Уже в начале работы можно прочесть: "На международной арене, изменив лишь идеологический фасад, Сталин действовал как наследник русских царей, расширявших империю". Но книга уводит от особенностей, а то и уникальности реального социализма. Ведь стремлением номенклатурного класса, отчасти создателем, отчасти выразителем желаний которого и стал Джугашвили, был не банальный империализм, а глобализм - уничтожение капиталистического окружения. Мировая революция являлась не идеологической оберткой или прихотью, а осознанной необходимостью, чтобы загнанным в рабство и убожество подданным было не с кем сравнивать "эффективных менеджеров".

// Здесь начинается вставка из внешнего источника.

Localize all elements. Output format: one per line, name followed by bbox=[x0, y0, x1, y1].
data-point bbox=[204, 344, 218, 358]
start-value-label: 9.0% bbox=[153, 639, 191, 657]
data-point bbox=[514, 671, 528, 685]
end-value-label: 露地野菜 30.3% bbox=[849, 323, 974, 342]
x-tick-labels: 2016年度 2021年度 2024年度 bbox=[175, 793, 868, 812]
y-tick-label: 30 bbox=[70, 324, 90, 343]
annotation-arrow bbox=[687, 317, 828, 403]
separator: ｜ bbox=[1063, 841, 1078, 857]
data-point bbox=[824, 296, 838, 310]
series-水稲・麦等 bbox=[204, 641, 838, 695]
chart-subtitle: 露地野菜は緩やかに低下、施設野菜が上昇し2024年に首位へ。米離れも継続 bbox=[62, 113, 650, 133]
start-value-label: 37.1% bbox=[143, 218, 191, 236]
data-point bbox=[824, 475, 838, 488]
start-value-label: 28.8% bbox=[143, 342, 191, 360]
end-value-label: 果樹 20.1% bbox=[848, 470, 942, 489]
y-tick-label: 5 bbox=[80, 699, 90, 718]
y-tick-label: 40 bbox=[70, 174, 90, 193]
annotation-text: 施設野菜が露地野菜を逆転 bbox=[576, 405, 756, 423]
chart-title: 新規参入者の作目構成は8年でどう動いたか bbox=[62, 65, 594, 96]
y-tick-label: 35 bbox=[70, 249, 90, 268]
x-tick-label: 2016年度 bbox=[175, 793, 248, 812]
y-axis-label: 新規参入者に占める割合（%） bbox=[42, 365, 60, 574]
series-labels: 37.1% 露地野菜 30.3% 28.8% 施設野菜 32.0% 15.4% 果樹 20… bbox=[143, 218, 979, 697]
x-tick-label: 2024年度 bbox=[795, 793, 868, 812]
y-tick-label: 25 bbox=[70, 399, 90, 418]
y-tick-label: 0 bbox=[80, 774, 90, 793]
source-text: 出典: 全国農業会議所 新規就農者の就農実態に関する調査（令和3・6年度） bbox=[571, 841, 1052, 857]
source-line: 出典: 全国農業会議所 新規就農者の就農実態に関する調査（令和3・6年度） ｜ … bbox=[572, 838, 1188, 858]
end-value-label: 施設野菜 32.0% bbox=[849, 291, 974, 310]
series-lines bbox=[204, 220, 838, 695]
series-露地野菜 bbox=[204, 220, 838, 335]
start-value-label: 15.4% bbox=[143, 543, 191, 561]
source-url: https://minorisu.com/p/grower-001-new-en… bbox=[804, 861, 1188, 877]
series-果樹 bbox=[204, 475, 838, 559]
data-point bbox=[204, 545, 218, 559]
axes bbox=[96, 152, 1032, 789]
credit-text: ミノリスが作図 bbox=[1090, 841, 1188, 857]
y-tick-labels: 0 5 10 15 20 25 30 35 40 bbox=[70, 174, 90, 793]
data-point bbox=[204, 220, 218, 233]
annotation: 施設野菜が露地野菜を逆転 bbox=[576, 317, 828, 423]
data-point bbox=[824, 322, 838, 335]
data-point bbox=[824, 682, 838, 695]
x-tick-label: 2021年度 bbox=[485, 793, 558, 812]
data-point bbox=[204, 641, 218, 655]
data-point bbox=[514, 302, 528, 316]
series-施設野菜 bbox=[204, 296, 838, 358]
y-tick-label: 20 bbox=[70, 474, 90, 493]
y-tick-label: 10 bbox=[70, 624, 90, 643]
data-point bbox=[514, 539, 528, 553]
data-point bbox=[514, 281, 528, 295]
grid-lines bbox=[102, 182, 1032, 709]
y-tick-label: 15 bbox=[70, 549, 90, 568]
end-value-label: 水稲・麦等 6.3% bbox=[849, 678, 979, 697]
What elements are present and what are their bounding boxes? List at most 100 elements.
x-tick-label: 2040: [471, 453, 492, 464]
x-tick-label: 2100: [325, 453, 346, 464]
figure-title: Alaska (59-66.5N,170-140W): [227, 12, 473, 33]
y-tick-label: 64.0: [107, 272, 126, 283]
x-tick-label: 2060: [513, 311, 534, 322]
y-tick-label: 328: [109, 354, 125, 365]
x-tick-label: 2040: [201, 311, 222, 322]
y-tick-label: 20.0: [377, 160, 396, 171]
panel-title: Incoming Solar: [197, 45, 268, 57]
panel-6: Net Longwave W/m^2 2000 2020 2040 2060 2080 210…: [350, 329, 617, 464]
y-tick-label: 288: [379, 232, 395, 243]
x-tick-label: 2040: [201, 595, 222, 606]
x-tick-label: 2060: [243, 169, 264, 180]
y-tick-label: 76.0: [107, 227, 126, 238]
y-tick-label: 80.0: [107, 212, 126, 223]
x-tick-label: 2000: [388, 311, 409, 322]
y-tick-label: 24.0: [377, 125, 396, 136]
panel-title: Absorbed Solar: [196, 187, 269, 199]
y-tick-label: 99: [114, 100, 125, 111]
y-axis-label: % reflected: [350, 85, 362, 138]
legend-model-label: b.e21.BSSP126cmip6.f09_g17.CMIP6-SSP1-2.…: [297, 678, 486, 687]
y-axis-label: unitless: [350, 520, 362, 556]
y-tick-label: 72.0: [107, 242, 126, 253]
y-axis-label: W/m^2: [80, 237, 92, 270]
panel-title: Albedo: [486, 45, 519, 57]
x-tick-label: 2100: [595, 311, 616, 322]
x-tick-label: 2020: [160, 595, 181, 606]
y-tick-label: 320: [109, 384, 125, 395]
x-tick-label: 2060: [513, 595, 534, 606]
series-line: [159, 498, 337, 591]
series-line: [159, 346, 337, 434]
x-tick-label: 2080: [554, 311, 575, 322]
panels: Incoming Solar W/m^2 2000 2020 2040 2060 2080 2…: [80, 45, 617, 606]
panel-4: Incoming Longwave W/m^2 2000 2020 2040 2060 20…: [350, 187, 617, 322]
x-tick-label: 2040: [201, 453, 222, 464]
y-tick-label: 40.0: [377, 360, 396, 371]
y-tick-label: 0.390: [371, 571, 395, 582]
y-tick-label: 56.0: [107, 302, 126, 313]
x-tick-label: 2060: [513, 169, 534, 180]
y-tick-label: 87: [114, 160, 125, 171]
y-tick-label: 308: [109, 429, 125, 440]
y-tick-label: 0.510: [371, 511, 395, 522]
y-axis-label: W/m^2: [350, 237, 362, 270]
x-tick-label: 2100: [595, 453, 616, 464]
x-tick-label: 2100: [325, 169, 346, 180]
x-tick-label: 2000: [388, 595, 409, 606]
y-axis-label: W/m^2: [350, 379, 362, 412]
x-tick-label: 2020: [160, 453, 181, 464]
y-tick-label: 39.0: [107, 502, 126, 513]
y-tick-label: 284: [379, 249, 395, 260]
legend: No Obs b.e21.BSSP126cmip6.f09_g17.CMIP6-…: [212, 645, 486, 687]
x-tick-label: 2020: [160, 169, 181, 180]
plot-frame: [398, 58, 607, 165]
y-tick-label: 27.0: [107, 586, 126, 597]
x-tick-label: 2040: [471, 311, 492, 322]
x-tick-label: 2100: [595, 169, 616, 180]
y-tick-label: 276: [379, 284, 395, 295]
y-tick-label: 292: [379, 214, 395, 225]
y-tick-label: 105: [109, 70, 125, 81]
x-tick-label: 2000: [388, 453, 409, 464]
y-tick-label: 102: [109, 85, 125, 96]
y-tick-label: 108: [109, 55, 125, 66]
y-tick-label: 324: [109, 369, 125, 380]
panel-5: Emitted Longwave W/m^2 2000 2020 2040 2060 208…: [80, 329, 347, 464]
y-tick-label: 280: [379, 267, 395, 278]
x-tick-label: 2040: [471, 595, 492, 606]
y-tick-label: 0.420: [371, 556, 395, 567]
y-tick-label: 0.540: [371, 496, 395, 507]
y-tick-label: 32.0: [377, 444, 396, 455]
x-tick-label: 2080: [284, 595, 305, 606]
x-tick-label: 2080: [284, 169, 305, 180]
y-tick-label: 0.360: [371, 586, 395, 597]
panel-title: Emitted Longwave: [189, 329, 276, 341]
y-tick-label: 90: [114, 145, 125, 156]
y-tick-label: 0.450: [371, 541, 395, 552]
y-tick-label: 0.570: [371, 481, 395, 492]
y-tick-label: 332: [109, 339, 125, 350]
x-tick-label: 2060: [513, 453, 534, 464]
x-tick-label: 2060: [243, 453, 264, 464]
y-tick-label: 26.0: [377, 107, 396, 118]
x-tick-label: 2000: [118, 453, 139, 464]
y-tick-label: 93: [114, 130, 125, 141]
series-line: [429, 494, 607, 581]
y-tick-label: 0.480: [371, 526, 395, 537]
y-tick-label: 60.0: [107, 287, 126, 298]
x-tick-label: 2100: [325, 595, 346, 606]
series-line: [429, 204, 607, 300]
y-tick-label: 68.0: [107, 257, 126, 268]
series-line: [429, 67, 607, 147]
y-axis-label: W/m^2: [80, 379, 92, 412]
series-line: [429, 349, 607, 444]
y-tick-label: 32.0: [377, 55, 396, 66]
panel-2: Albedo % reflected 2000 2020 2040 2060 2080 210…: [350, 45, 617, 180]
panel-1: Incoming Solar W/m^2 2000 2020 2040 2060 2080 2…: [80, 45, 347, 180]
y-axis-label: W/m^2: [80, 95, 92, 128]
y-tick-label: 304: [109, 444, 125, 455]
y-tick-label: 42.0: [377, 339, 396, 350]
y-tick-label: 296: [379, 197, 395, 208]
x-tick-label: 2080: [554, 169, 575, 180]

И далее можно прочесть: "Основой сталинского представления о мире был крайний антикапитализм (собственно, марксистская доктрина. - А.Г.) … До конца своей жизни он [Сталин] верил, что социалистическая экономика неизбежно превратится в огромный безденежный комбинат, где все будут работать по указаниям государства и получать взамен те натуральные блага, которые государство, и только оно, посчитает нужным им выделить". Иными словами, Джугашвили мечтал превратить весь мир в ГУЛАГ. При этом красному тирану в другом случае приписывается "жесткий идеологический и политический догматизм… Отгораживаясь от действительности (sic! - А.Г.), Сталин уходил и старался увести за собой других в дебри идеологической схоластики".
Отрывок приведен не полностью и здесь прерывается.